Sementara itu, Dr Gade merasa uang juga berperan besar. Ketika salah satu pasangan bergantung pada pasangannya secara finansial, terutama wanita, meninggalkan pernikahan yang tidak bahagia rasanya mustahil. Ketakutan dalam mengatur pengeluaran, membesarkan anak sendirian, dan menghadapi masalah hukum bisa sangat membebani. Inilah sebabnya mengapa sistem dukungan yang kuat seperti pengasuhan anak, bimbingan hukum, dan tempat penampungan yang aman sangatlah penting. Mereka dapat memberikan kepercayaan diri dan keamanan yang dibutuhkan masyarakat untuk membuat keputusan yang tepat bagi diri mereka sendiri dan anak-anak mereka.

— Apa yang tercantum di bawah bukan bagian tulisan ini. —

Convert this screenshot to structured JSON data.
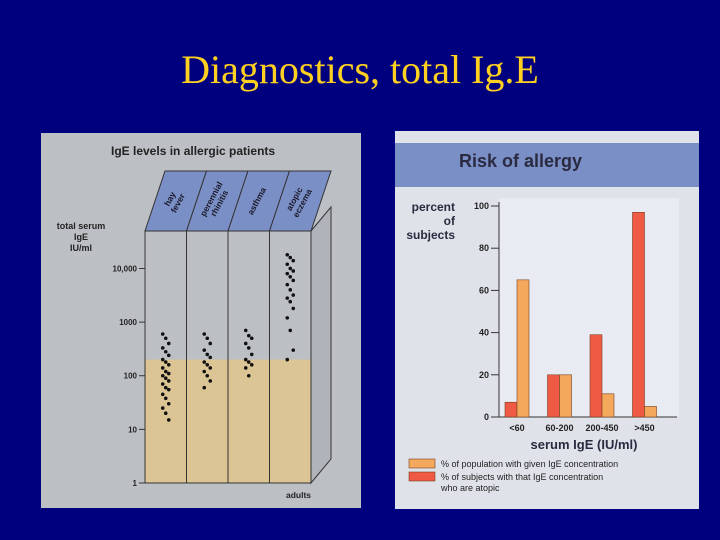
{
  "slide": {
    "title": "Diagnostics, total Ig.E"
  },
  "colors": {
    "background": "#00007f",
    "title": "#ffd020",
    "yellow_band": "#dcc594",
    "orange": "#f3a85c",
    "red": "#ee5a44",
    "blue_header": "#7b8fc7"
  },
  "chart_data": [
    {
      "type": "scatter",
      "title": "IgE levels in allergic patients",
      "ylabel": [
        "total serum",
        "IgE",
        "IU/ml"
      ],
      "y_scale": "log",
      "ylim": [
        1,
        50000
      ],
      "y_ticks": [
        1,
        10,
        100,
        1000,
        10000
      ],
      "y_tick_labels": [
        "1",
        "10",
        "100",
        "1000",
        "10,000"
      ],
      "xlabel": "adults",
      "categories": [
        "hay fever",
        "perennial rhinitis",
        "asthma",
        "atopic eczema"
      ],
      "series": [
        {
          "values": [
            600,
            500,
            400,
            330,
            280,
            240,
            200,
            180,
            160,
            140,
            120,
            110,
            100,
            90,
            80,
            70,
            60,
            55,
            45,
            38,
            30,
            25,
            20,
            15
          ]
        },
        {
          "values": [
            600,
            500,
            400,
            300,
            250,
            220,
            180,
            160,
            140,
            120,
            100,
            80,
            60
          ]
        },
        {
          "values": [
            700,
            560,
            500,
            400,
            330,
            250,
            200,
            180,
            160,
            140,
            100
          ]
        },
        {
          "values": [
            18000,
            16000,
            14000,
            12000,
            10000,
            9000,
            8000,
            7000,
            6000,
            5000,
            4000,
            3200,
            2800,
            2400,
            1800,
            1200,
            700,
            300,
            200
          ]
        }
      ],
      "axis_labels_shown": {
        "sm_tick": "1"
      }
    },
    {
      "type": "bar",
      "title": "Risk of allergy",
      "ylabel": [
        "percent",
        "of",
        "subjects"
      ],
      "ylim": [
        0,
        100
      ],
      "y_ticks": [
        0,
        20,
        40,
        60,
        80,
        100
      ],
      "categories": [
        "<60",
        "60-200",
        "200-450",
        ">450"
      ],
      "xlabel": "serum IgE (IU/ml)",
      "series": [
        {
          "name": "% of population with given IgE concentration",
          "values": [
            65,
            20,
            11,
            5
          ]
        },
        {
          "name": "% of subjects with that IgE concentration who are atopic",
          "values": [
            7,
            20,
            39,
            97
          ]
        }
      ]
    }
  ]
}
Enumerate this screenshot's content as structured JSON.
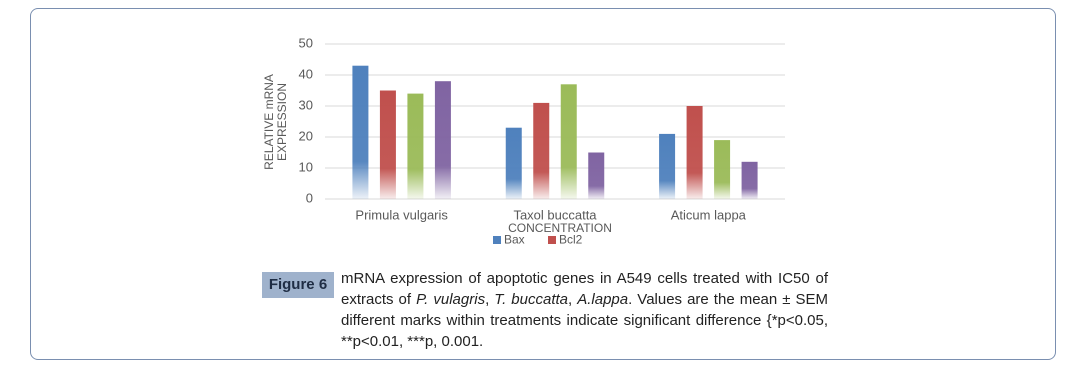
{
  "chart_data": {
    "type": "bar",
    "categories": [
      "Primula vulgaris",
      "Taxol buccatta",
      "Aticum lappa"
    ],
    "series": [
      {
        "name": "Bax",
        "color": "#4f81bd",
        "values": [
          43,
          23,
          21
        ]
      },
      {
        "name": "Bcl2",
        "color": "#c0504d",
        "values": [
          35,
          31,
          30
        ]
      },
      {
        "color": "#9bbb59",
        "values": [
          34,
          37,
          19
        ]
      },
      {
        "color": "#8064a2",
        "values": [
          38,
          15,
          12
        ]
      }
    ],
    "ylabel": "RELATIVE mRNA EXPRESSION",
    "xlabel": "CONCENTRATION",
    "ylim": [
      0,
      50
    ],
    "yticks": [
      0,
      10,
      20,
      30,
      40,
      50
    ],
    "grid": true
  },
  "caption": {
    "label": "Figure 6",
    "runs": [
      {
        "text": "mRNA expression of apoptotic genes in A549 cells treated with IC50 of extracts of "
      },
      {
        "text": "P. vulagris",
        "italic": true
      },
      {
        "text": ", "
      },
      {
        "text": "T. buccatta",
        "italic": true
      },
      {
        "text": ", "
      },
      {
        "text": "A.lappa",
        "italic": true
      },
      {
        "text": ". Values are the mean ± SEM different marks within treatments indicate significant difference {*p<0.05, **p<0.01, ***p, 0.001."
      }
    ]
  }
}
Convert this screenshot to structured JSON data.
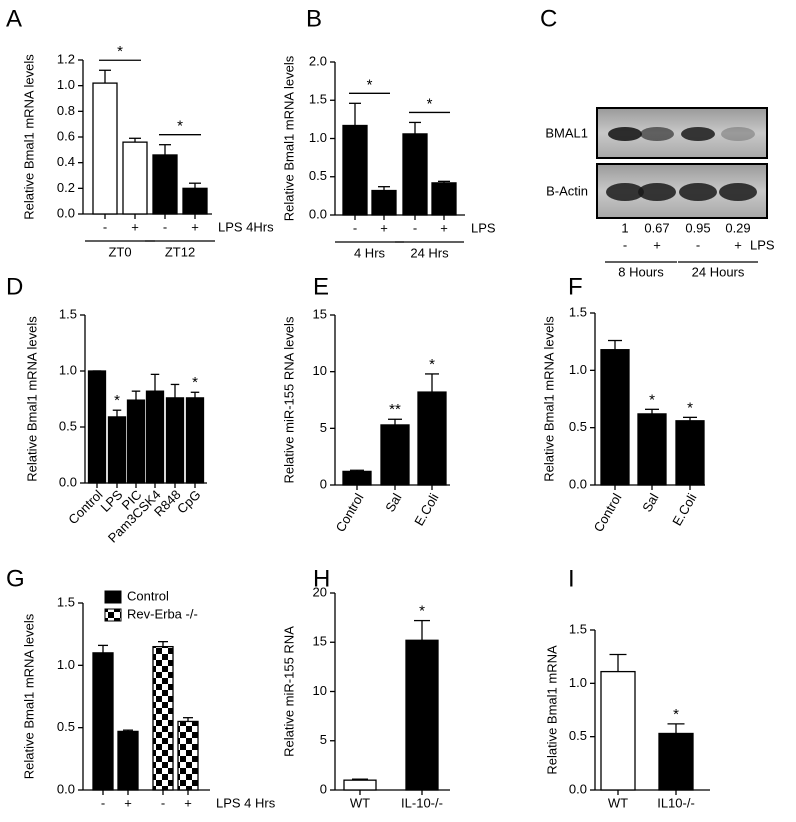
{
  "chart_data": [
    {
      "panel": "A",
      "type": "bar",
      "ylabel": "Relative Bmal1 mRNA levels",
      "categories": [
        "-",
        "+",
        "-",
        "+"
      ],
      "values": [
        1.02,
        0.56,
        0.46,
        0.2
      ],
      "errors": [
        0.1,
        0.03,
        0.08,
        0.04
      ],
      "bar_colors": [
        "#ffffff",
        "#ffffff",
        "#000000",
        "#000000"
      ],
      "ylim": [
        0,
        1.2
      ],
      "yticks": [
        {
          "value": 0,
          "label": "0.0"
        },
        0.2,
        0.4,
        0.6,
        0.8,
        {
          "value": 1,
          "label": "1.0"
        },
        1.2
      ],
      "treatment": "LPS 4Hrs",
      "groups": [
        {
          "label": "ZT0",
          "categories": [
            0,
            1
          ]
        },
        {
          "label": "ZT12",
          "categories": [
            2,
            3
          ]
        }
      ],
      "brackets": [
        {
          "categories": [
            0,
            1
          ],
          "label": "*"
        },
        {
          "categories": [
            2,
            3
          ],
          "label": "*"
        }
      ]
    },
    {
      "panel": "B",
      "type": "bar",
      "ylabel": "Relative Bmal1 mRNA levels",
      "categories": [
        "-",
        "+",
        "-",
        "+"
      ],
      "values": [
        1.17,
        0.32,
        1.06,
        0.42
      ],
      "errors": [
        0.29,
        0.05,
        0.15,
        0.02
      ],
      "color": "#000000",
      "ylim": [
        0,
        2
      ],
      "yticks": [
        {
          "value": 0,
          "label": "0.0"
        },
        0.5,
        {
          "value": 1,
          "label": "1.0"
        },
        1.5,
        {
          "value": 2,
          "label": "2.0"
        }
      ],
      "treatment": "LPS",
      "groups": [
        {
          "label": "4 Hrs",
          "categories": [
            0,
            1
          ]
        },
        {
          "label": "24 Hrs",
          "categories": [
            2,
            3
          ]
        }
      ],
      "brackets": [
        {
          "categories": [
            0,
            1
          ],
          "label": "*"
        },
        {
          "categories": [
            2,
            3
          ],
          "label": "*"
        }
      ]
    },
    {
      "panel": "C",
      "type": "blot",
      "bands": [
        "BMAL1",
        "B-Actin"
      ],
      "values": [
        1,
        0.67,
        0.95,
        0.29
      ],
      "categories": [
        "-",
        "+",
        "-",
        "+"
      ],
      "treatment": "LPS",
      "groups": [
        {
          "label": "8 Hours",
          "categories": [
            0,
            1
          ]
        },
        {
          "label": "24 Hours",
          "categories": [
            2,
            3
          ]
        }
      ]
    },
    {
      "panel": "D",
      "type": "bar",
      "ylabel": "Relative Bmal1 mRNA levels",
      "categories": [
        "Control",
        "LPS",
        "PIC",
        "Pam3CSK4",
        "R848",
        "CpG"
      ],
      "values": [
        1,
        0.59,
        0.74,
        0.82,
        0.76,
        0.76
      ],
      "errors": [
        0,
        0.06,
        0.08,
        0.15,
        0.12,
        0.05
      ],
      "color": "#000000",
      "xtick_rotation": -45,
      "ylim": [
        0,
        1.5
      ],
      "yticks": [
        {
          "value": 0,
          "label": "0.0"
        },
        0.5,
        {
          "value": 1,
          "label": "1.0"
        },
        1.5
      ],
      "stars": [
        null,
        "*",
        null,
        null,
        null,
        "*"
      ]
    },
    {
      "panel": "E",
      "type": "bar",
      "ylabel": "Relative miR-155 RNA levels",
      "categories": [
        "Control",
        "Sal",
        "E.Coli"
      ],
      "values": [
        1.2,
        5.3,
        8.2
      ],
      "errors": [
        0.1,
        0.5,
        1.6
      ],
      "color": "#000000",
      "xtick_rotation": -60,
      "ylim": [
        0,
        15
      ],
      "yticks": [
        0,
        5,
        10,
        15
      ],
      "stars": [
        null,
        "**",
        "*"
      ]
    },
    {
      "panel": "F",
      "type": "bar",
      "ylabel": "Relative Bmal1 mRNA levels",
      "categories": [
        "Control",
        "Sal",
        "E.Coli"
      ],
      "values": [
        1.18,
        0.62,
        0.56
      ],
      "errors": [
        0.08,
        0.04,
        0.03
      ],
      "color": "#000000",
      "xtick_rotation": -60,
      "ylim": [
        0,
        1.5
      ],
      "yticks": [
        {
          "value": 0,
          "label": "0.0"
        },
        0.5,
        {
          "value": 1,
          "label": "1.0"
        },
        1.5
      ],
      "stars": [
        null,
        "*",
        "*"
      ]
    },
    {
      "panel": "G",
      "type": "bar",
      "ylabel": "Relative Bmal1 mRNA levels",
      "categories": [
        "-",
        "+",
        "-",
        "+"
      ],
      "series": [
        {
          "name": "Control",
          "color": "#000000",
          "values": [
            1.1,
            0.47,
            null,
            null
          ],
          "errors": [
            0.06,
            0.01,
            null,
            null
          ]
        },
        {
          "name": "Rev-Erba -/-",
          "color": "#000000",
          "pattern": "checker",
          "values": [
            null,
            null,
            1.15,
            0.55
          ],
          "errors": [
            null,
            null,
            0.04,
            0.03
          ]
        }
      ],
      "ylim": [
        0,
        1.5
      ],
      "yticks": [
        {
          "value": 0,
          "label": "0.0"
        },
        0.5,
        {
          "value": 1,
          "label": "1.0"
        },
        1.5
      ],
      "treatment": "LPS 4 Hrs"
    },
    {
      "panel": "H",
      "type": "bar",
      "ylabel": "Relative miR-155 RNA",
      "categories": [
        "WT",
        "IL-10-/-"
      ],
      "values": [
        1,
        15.2
      ],
      "errors": [
        0.1,
        2
      ],
      "bar_colors": [
        "#ffffff",
        "#000000"
      ],
      "ylim": [
        0,
        20
      ],
      "yticks": [
        0,
        5,
        10,
        15,
        20
      ],
      "stars": [
        null,
        "*"
      ]
    },
    {
      "panel": "I",
      "type": "bar",
      "ylabel": "Relative Bmal1 mRNA",
      "categories": [
        "WT",
        "IL10-/-"
      ],
      "values": [
        1.11,
        0.53
      ],
      "errors": [
        0.16,
        0.09
      ],
      "bar_colors": [
        "#ffffff",
        "#000000"
      ],
      "ylim": [
        0,
        1.5
      ],
      "yticks": [
        {
          "value": 0,
          "label": "0.0"
        },
        0.5,
        {
          "value": 1,
          "label": "1.0"
        },
        1.5
      ],
      "stars": [
        null,
        "*"
      ]
    }
  ]
}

Apa yang anak-anak bawa bersama mereka bukanlah apakah orang tua mereka tinggal bersama, tetapi bagaimana cinta yang dirasakan di rumah tempat mereka dibesarkan. Keamanan emosional, kehangatan, dan rasa hormat membentuk seorang anak lebih dari sekadar struktur keluarga yang sempurna.

Para ahli menyarankan bahwa tetap bersama tidak boleh mengorbankan perdamaian atau kesejahteraan mental. Terkadang, pilihan yang paling penuh kasih adalah melepaskan – meskipun niat di baliknya adalah untuk pendidikan atau stabilitas anak Anda.